Basically the answer is use what you have but go round the rim instead of through the hub.

  1. this can be cured by giving the responsibility of produce to dedicated people in the store. Give the responsibility of keeping the store supplied with selected produce to dedicated local suppliers. Produce to be labeled by that locality, or better still, with suppliers name. ( one of my unfulfilled ambitions was to have 3 "adopted" local stores who only sold my product). Any surplus to go through the existing channels to service areas which do not have that product.
  2. Store ordering for locally grown produce. Central ordering of other produce. It would have local responsibility for weather and other local factors.
  3. If daily orders were under or over estimated a local supplier within the system could top up during the day instead of waiting for the next delivery from the distribution vehicle. (this was the norm a few years ago before technology took over)
  4. The demand for shorter ordering systems has led to the tail wagging the dog if it does not produce the desired result, which it is not, judging by the over or under supplied shelves.
  5. This government is now passing responsibility back to the regions, even if keeps one hand on how far the purse can be opened.
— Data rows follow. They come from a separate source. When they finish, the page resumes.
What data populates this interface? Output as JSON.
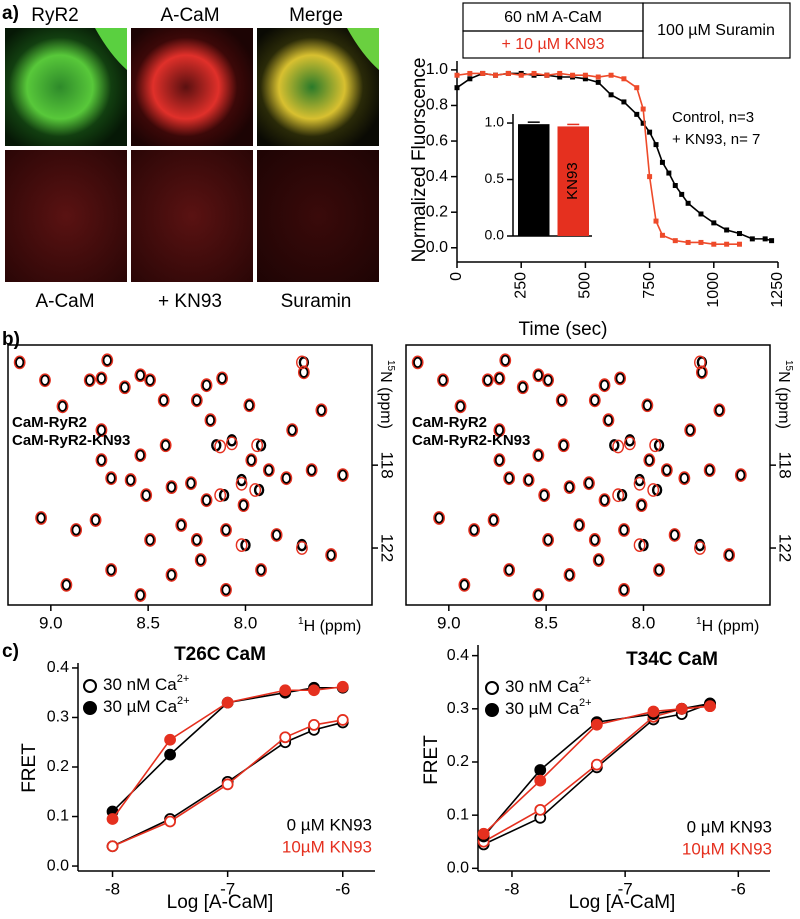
{
  "panel_labels": [
    "a)",
    "b)",
    "c)"
  ],
  "images": {
    "top_labels": [
      "RyR2",
      "A-CaM",
      "Merge"
    ],
    "bottom_labels": [
      "A-CaM",
      "+ KN93",
      "Suramin"
    ]
  },
  "chart_data": [
    {
      "type": "line",
      "x_label": "Time (sec)",
      "y_label": "Normalized Fluorscence",
      "marker": "square",
      "annotations": [
        "60 nM A-CaM",
        "+ 10 µM KN93",
        "100 µM Suramin"
      ],
      "xlim": [
        0,
        1250
      ],
      "xticks": [
        0,
        250,
        500,
        750,
        1000,
        1250
      ],
      "ylim": [
        -0.08,
        1.05
      ],
      "yticks": [
        {
          "value": 0,
          "label": "0.0"
        },
        0.2,
        0.4,
        0.6,
        0.8,
        {
          "value": 1,
          "label": "1.0"
        }
      ],
      "series": [
        {
          "name": "Control, n=3",
          "color": "#000000",
          "x": [
            0,
            50,
            100,
            150,
            200,
            250,
            300,
            350,
            400,
            450,
            500,
            550,
            600,
            650,
            700,
            725,
            750,
            775,
            800,
            825,
            850,
            875,
            900,
            950,
            1000,
            1050,
            1100,
            1150,
            1200,
            1225
          ],
          "values": [
            0.9,
            0.95,
            0.98,
            0.97,
            0.98,
            0.98,
            0.97,
            0.97,
            0.96,
            0.96,
            0.95,
            0.93,
            0.86,
            0.82,
            0.75,
            0.7,
            0.65,
            0.58,
            0.48,
            0.42,
            0.35,
            0.3,
            0.25,
            0.19,
            0.14,
            0.1,
            0.08,
            0.05,
            0.05,
            0.04
          ]
        },
        {
          "name": "+ KN93, n= 7",
          "color": "#ee4a2a",
          "x": [
            0,
            50,
            100,
            150,
            200,
            250,
            300,
            350,
            400,
            450,
            500,
            550,
            600,
            650,
            700,
            725,
            750,
            775,
            800,
            850,
            900,
            950,
            1000,
            1050,
            1100
          ],
          "values": [
            0.97,
            0.98,
            0.98,
            0.97,
            0.98,
            0.97,
            0.98,
            0.97,
            0.98,
            0.97,
            0.97,
            0.96,
            0.97,
            0.95,
            0.9,
            0.78,
            0.4,
            0.15,
            0.07,
            0.04,
            0.03,
            0.03,
            0.02,
            0.02,
            0.02
          ]
        }
      ]
    },
    {
      "type": "bar",
      "categories": [
        "Control",
        "KN93"
      ],
      "values": [
        0.99,
        0.97
      ],
      "colors": [
        "#000000",
        "#e5301f"
      ],
      "ylim": [
        0,
        1.08
      ],
      "yticks": [
        {
          "value": 0,
          "label": "0.0"
        },
        0.5,
        {
          "value": 1,
          "label": "1.0"
        }
      ]
    },
    {
      "type": "scatter",
      "x_label": {
        "sup": "1",
        "text": "H (ppm)"
      },
      "y_label": {
        "sup": "15",
        "text": "N (ppm)"
      },
      "xlim": [
        9.22,
        7.35
      ],
      "xticks": [
        {
          "value": 9,
          "label": "9.0"
        },
        8.5,
        {
          "value": 8,
          "label": "8.0"
        }
      ],
      "ylim": [
        124.75,
        112.2
      ],
      "yticks": [
        118,
        122
      ],
      "series": [
        {
          "name": "CaM-RyR2",
          "color": "#000000",
          "x": [
            9.16,
            9.03,
            8.8,
            8.74,
            8.71,
            8.62,
            8.54,
            8.49,
            8.2,
            8.12,
            7.7,
            7.7,
            8.94,
            8.74,
            8.42,
            8.25,
            8.18,
            7.98,
            8.54,
            8.41,
            8.15,
            8.07,
            7.97,
            7.92,
            8.69,
            8.59,
            8.51,
            8.38,
            8.28,
            8.2,
            8.11,
            8.02,
            8.01,
            7.93,
            7.88,
            7.79,
            7.66,
            7.5,
            8.87,
            8.77,
            8.49,
            8.33,
            8.25,
            8.1,
            8.0,
            7.84,
            7.71,
            8.69,
            8.38,
            8.23,
            7.92,
            8.92,
            8.54,
            8.1,
            7.56,
            9.05,
            7.61,
            7.76,
            8.74
          ],
          "values": [
            113.04,
            113.9,
            113.9,
            113.81,
            112.94,
            114.24,
            113.66,
            113.9,
            114.14,
            113.81,
            113.52,
            113.04,
            115.16,
            116.31,
            114.87,
            114.87,
            115.83,
            115.11,
            117.52,
            117.04,
            117.04,
            116.8,
            117.76,
            117.04,
            118.63,
            118.72,
            119.45,
            119.06,
            118.87,
            119.69,
            119.45,
            118.72,
            119.93,
            119.2,
            118.24,
            118.63,
            118.24,
            118.48,
            121.13,
            120.65,
            121.61,
            120.89,
            121.61,
            121.13,
            121.86,
            121.37,
            121.86,
            123.06,
            123.3,
            122.58,
            123.06,
            123.78,
            124.27,
            124.02,
            122.34,
            120.55,
            115.35,
            116.31,
            117.76
          ]
        },
        {
          "name": "CaM-RyR2-KN93",
          "color": "#e5301f",
          "x": [
            9.16,
            9.03,
            8.8,
            8.74,
            8.71,
            8.62,
            8.54,
            8.49,
            8.2,
            8.12,
            7.7,
            7.71,
            8.94,
            8.74,
            8.42,
            8.25,
            8.18,
            7.98,
            8.54,
            8.41,
            8.13,
            8.07,
            7.97,
            7.94,
            8.69,
            8.59,
            8.51,
            8.38,
            8.28,
            8.2,
            8.13,
            8.02,
            8.01,
            7.95,
            7.88,
            7.79,
            7.66,
            7.5,
            8.87,
            8.77,
            8.49,
            8.33,
            8.25,
            8.1,
            8.02,
            7.84,
            7.71,
            8.69,
            8.38,
            8.23,
            7.92,
            8.92,
            8.54,
            8.1,
            7.56,
            9.05,
            7.61,
            7.76,
            8.74
          ],
          "values": [
            113.04,
            113.9,
            113.9,
            113.81,
            112.94,
            114.24,
            113.66,
            113.9,
            114.14,
            113.81,
            113.52,
            113.04,
            115.16,
            116.31,
            114.87,
            114.87,
            115.83,
            115.11,
            117.52,
            117.04,
            117.1,
            116.95,
            117.76,
            117.04,
            118.63,
            118.72,
            119.45,
            119.06,
            118.87,
            119.69,
            119.45,
            118.9,
            119.93,
            119.2,
            118.24,
            118.63,
            118.24,
            118.48,
            121.13,
            120.65,
            121.61,
            120.89,
            121.61,
            121.13,
            121.86,
            121.37,
            122.0,
            123.06,
            123.3,
            122.58,
            123.06,
            123.78,
            124.27,
            124.02,
            122.34,
            120.55,
            115.35,
            116.31,
            117.76
          ]
        }
      ]
    },
    {
      "type": "scatter",
      "x_label": {
        "sup": "1",
        "text": "H (ppm)"
      },
      "y_label": {
        "sup": "15",
        "text": "N (ppm)"
      },
      "xlim": [
        9.22,
        7.35
      ],
      "xticks": [
        {
          "value": 9,
          "label": "9.0"
        },
        8.5,
        {
          "value": 8,
          "label": "8.0"
        }
      ],
      "ylim": [
        124.75,
        112.2
      ],
      "yticks": [
        118,
        122
      ],
      "series": [
        {
          "name": "CaM-RyR2",
          "color": "#000000",
          "x": [
            9.16,
            9.03,
            8.8,
            8.74,
            8.71,
            8.62,
            8.54,
            8.49,
            8.2,
            8.12,
            7.7,
            7.7,
            8.94,
            8.74,
            8.42,
            8.25,
            8.18,
            7.98,
            8.54,
            8.41,
            8.15,
            8.07,
            7.97,
            7.92,
            8.69,
            8.59,
            8.51,
            8.38,
            8.28,
            8.2,
            8.11,
            8.02,
            8.01,
            7.93,
            7.88,
            7.79,
            7.66,
            7.5,
            8.87,
            8.77,
            8.49,
            8.33,
            8.25,
            8.1,
            8.0,
            7.84,
            7.71,
            8.69,
            8.38,
            8.23,
            7.92,
            8.92,
            8.54,
            8.1,
            7.56,
            9.05,
            7.61,
            7.76,
            8.74
          ],
          "values": [
            113.04,
            113.9,
            113.9,
            113.81,
            112.94,
            114.24,
            113.66,
            113.9,
            114.14,
            113.81,
            113.52,
            113.04,
            115.16,
            116.31,
            114.87,
            114.87,
            115.83,
            115.11,
            117.52,
            117.04,
            117.04,
            116.8,
            117.76,
            117.04,
            118.63,
            118.72,
            119.45,
            119.06,
            118.87,
            119.69,
            119.45,
            118.72,
            119.93,
            119.2,
            118.24,
            118.63,
            118.24,
            118.48,
            121.13,
            120.65,
            121.61,
            120.89,
            121.61,
            121.13,
            121.86,
            121.37,
            121.86,
            123.06,
            123.3,
            122.58,
            123.06,
            123.78,
            124.27,
            124.02,
            122.34,
            120.55,
            115.35,
            116.31,
            117.76
          ]
        },
        {
          "name": "CaM-RyR2-KN93",
          "color": "#e5301f",
          "x": [
            9.16,
            9.03,
            8.8,
            8.74,
            8.71,
            8.62,
            8.54,
            8.49,
            8.2,
            8.12,
            7.7,
            7.71,
            8.94,
            8.74,
            8.42,
            8.25,
            8.18,
            7.98,
            8.54,
            8.41,
            8.13,
            8.07,
            7.97,
            7.94,
            8.69,
            8.59,
            8.51,
            8.38,
            8.28,
            8.2,
            8.13,
            8.02,
            8.01,
            7.95,
            7.88,
            7.79,
            7.66,
            7.5,
            8.87,
            8.77,
            8.49,
            8.33,
            8.25,
            8.1,
            8.02,
            7.84,
            7.71,
            8.69,
            8.38,
            8.23,
            7.92,
            8.92,
            8.54,
            8.1,
            7.56,
            9.05,
            7.61,
            7.76,
            8.74
          ],
          "values": [
            113.04,
            113.9,
            113.9,
            113.81,
            112.94,
            114.24,
            113.66,
            113.9,
            114.14,
            113.81,
            113.52,
            113.04,
            115.16,
            116.31,
            114.87,
            114.87,
            115.83,
            115.11,
            117.52,
            117.04,
            117.1,
            116.95,
            117.76,
            117.04,
            118.63,
            118.72,
            119.45,
            119.06,
            118.87,
            119.69,
            119.45,
            118.9,
            119.93,
            119.2,
            118.24,
            118.63,
            118.24,
            118.48,
            121.13,
            120.65,
            121.61,
            120.89,
            121.61,
            121.13,
            121.86,
            121.37,
            122.0,
            123.06,
            123.3,
            122.58,
            123.06,
            123.78,
            124.27,
            124.02,
            122.34,
            120.55,
            115.35,
            116.31,
            117.76
          ]
        }
      ]
    },
    {
      "type": "line",
      "title": "T26C CaM",
      "x_label": "Log [A-CaM]",
      "y_label": "FRET",
      "marker": "circle",
      "marker_legend": [
        {
          "text": "30 nM Ca",
          "sup": "2+",
          "filled": false
        },
        {
          "text": "30 µM Ca",
          "sup": "2+",
          "filled": true
        }
      ],
      "color_legend": [
        {
          "label": "0 µM KN93",
          "color": "#000000"
        },
        {
          "label": "10µM KN93",
          "color": "#e5301f"
        }
      ],
      "xlim": [
        -8.3,
        -5.72
      ],
      "xticks": [
        -8,
        -7,
        -6
      ],
      "ylim": [
        -0.01,
        0.41
      ],
      "yticks": [
        {
          "value": 0,
          "label": "0.0"
        },
        0.1,
        0.2,
        0.3,
        0.4
      ],
      "x": [
        -8,
        -7.5,
        -7,
        -6.5,
        -6.25,
        -6
      ],
      "series": [
        {
          "color": "#000000",
          "filled": false,
          "values": [
            0.04,
            0.095,
            0.17,
            0.25,
            0.275,
            0.29
          ]
        },
        {
          "color": "#e5301f",
          "filled": false,
          "values": [
            0.04,
            0.09,
            0.165,
            0.26,
            0.285,
            0.295
          ]
        },
        {
          "color": "#000000",
          "filled": true,
          "values": [
            0.11,
            0.225,
            0.33,
            0.35,
            0.36,
            0.36
          ]
        },
        {
          "color": "#e5301f",
          "filled": true,
          "values": [
            0.095,
            0.255,
            0.33,
            0.355,
            0.355,
            0.362
          ]
        }
      ]
    },
    {
      "type": "line",
      "title": "T34C CaM",
      "x_label": "Log [A-CaM]",
      "y_label": "FRET",
      "marker": "circle",
      "marker_legend": [
        {
          "text": "30 nM Ca",
          "sup": "2+",
          "filled": false
        },
        {
          "text": "30 µM Ca",
          "sup": "2+",
          "filled": true
        }
      ],
      "color_legend": [
        {
          "label": "0 µM KN93",
          "color": "#000000"
        },
        {
          "label": "10µM KN93",
          "color": "#e5301f"
        }
      ],
      "xlim": [
        -8.3,
        -5.72
      ],
      "xticks": [
        -8,
        -7,
        -6
      ],
      "ylim": [
        -0.005,
        0.42
      ],
      "yticks": [
        {
          "value": 0,
          "label": "0.0"
        },
        0.1,
        0.2,
        0.3,
        0.4
      ],
      "x": [
        -8.25,
        -7.75,
        -7.25,
        -6.75,
        -6.5,
        -6.25
      ],
      "series": [
        {
          "color": "#000000",
          "filled": false,
          "values": [
            0.045,
            0.095,
            0.19,
            0.28,
            0.29,
            0.31
          ]
        },
        {
          "color": "#e5301f",
          "filled": false,
          "values": [
            0.05,
            0.11,
            0.195,
            0.285,
            0.3,
            0.305
          ]
        },
        {
          "color": "#000000",
          "filled": true,
          "values": [
            0.06,
            0.185,
            0.275,
            0.29,
            0.3,
            0.31
          ]
        },
        {
          "color": "#e5301f",
          "filled": true,
          "values": [
            0.065,
            0.165,
            0.27,
            0.295,
            0.3,
            0.305
          ]
        }
      ]
    }
  ]
}
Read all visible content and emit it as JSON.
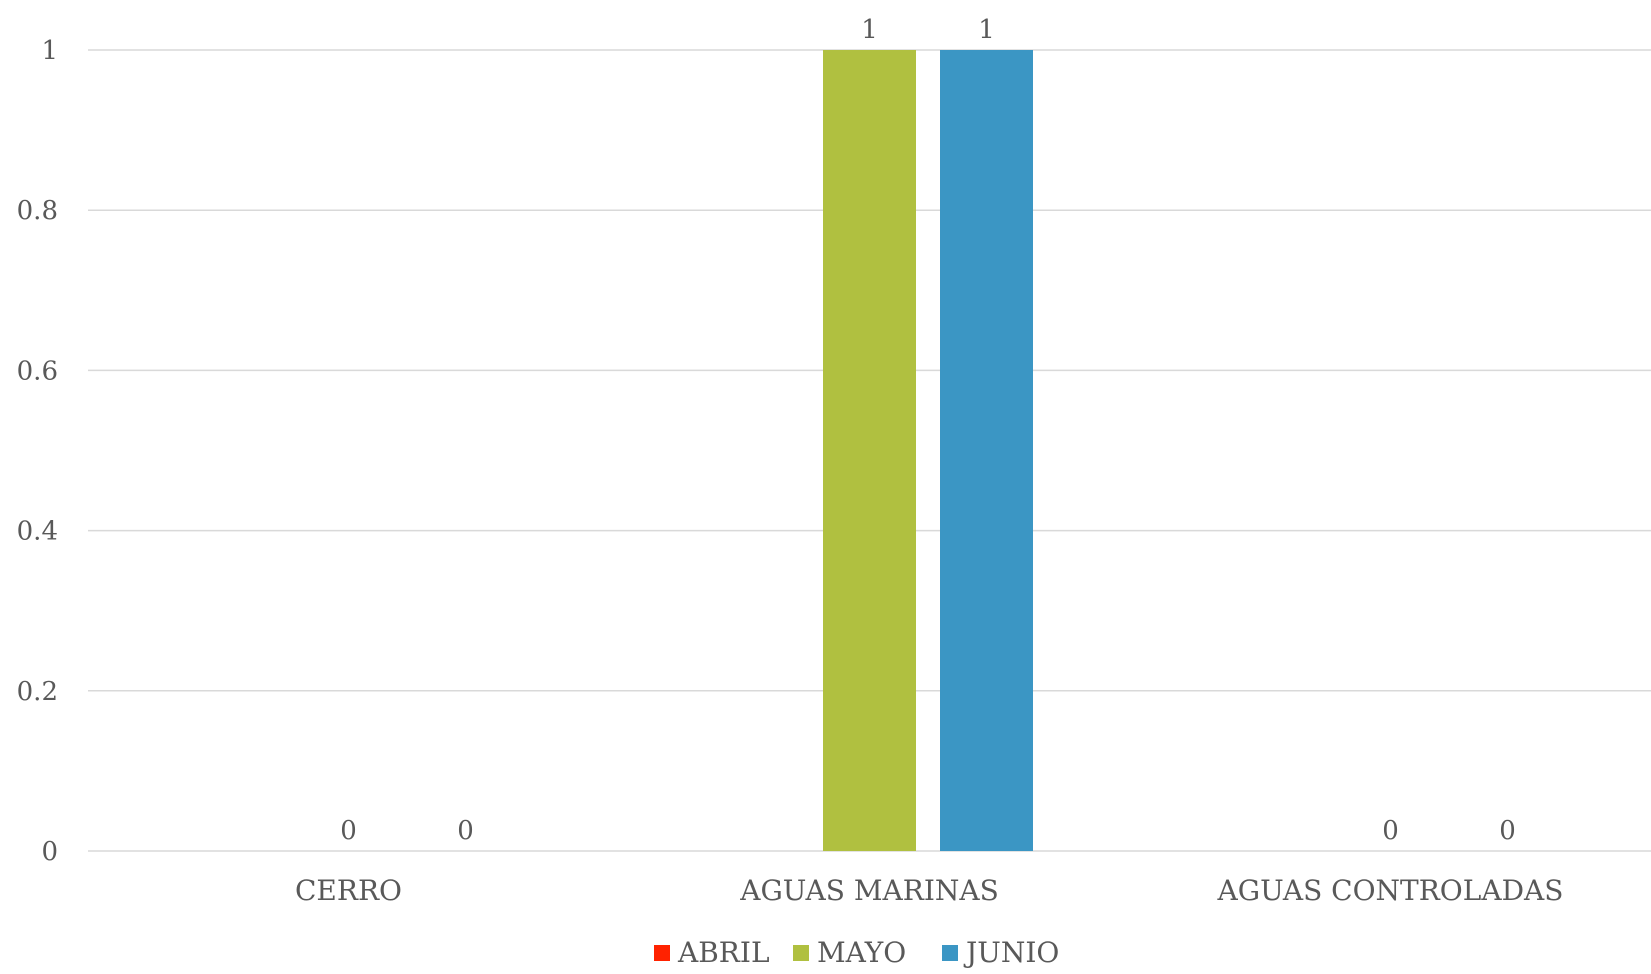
{
  "chart_data": {
    "type": "bar",
    "title": "",
    "xlabel": "",
    "ylabel": "",
    "categories": [
      "CERRO",
      "AGUAS MARINAS",
      "AGUAS CONTROLADAS"
    ],
    "series": [
      {
        "name": "ABRIL",
        "color": "#ff2200",
        "values": [
          null,
          null,
          null
        ],
        "data_labels": [
          "",
          "",
          ""
        ]
      },
      {
        "name": "MAYO",
        "color": "#b0c040",
        "values": [
          0,
          1,
          0
        ],
        "data_labels": [
          "0",
          "1",
          "0"
        ]
      },
      {
        "name": "JUNIO",
        "color": "#3b96c4",
        "values": [
          0,
          1,
          0
        ],
        "data_labels": [
          "0",
          "1",
          "0"
        ]
      }
    ],
    "ylim": [
      0,
      1
    ],
    "yticks": [
      0,
      0.2,
      0.4,
      0.6,
      0.8,
      1
    ],
    "ytick_labels": [
      "0",
      "0.2",
      "0.4",
      "0.6",
      "0.8",
      "1"
    ],
    "grid": true,
    "legend_position": "bottom",
    "gridline_color": "#d9d9d9",
    "text_color": "#595959"
  }
}
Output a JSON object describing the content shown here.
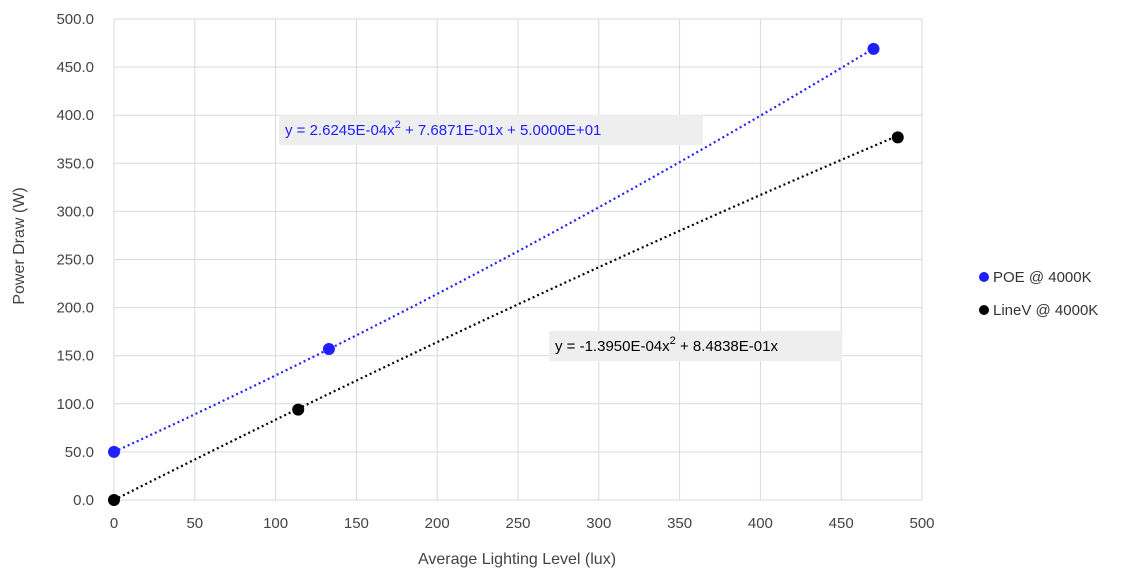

  6. Producer costs could most probably be kept within current limits and could possibly allow a rebate from the S/M due their reduced cost structure.
  7. Increasing the size of suppliers produces the same lack of detail of operation that the S/M are experiencing. When the personnel lose contact with the person who is the "boss" they become spokes in the wheel, essential, but not involved, automated not invigorated. The "boss" may be the manager, who, if control has been removed by a computer, also becomes a spoke. The consequence is quality that, at best, will pass, but not excel, volume becomes the driving force. The small to medium size operation which, more often than not has the "boss" working along side the staff, getting wet/cold/sweating and swearing when they do, but getting the job done, with pride and satisfaction of doing something well against all that nature could throw at them. This part of the farming infrastructure is being destroyed instead of being coordinated and utilised in order to service a S/M system that is not sustainable.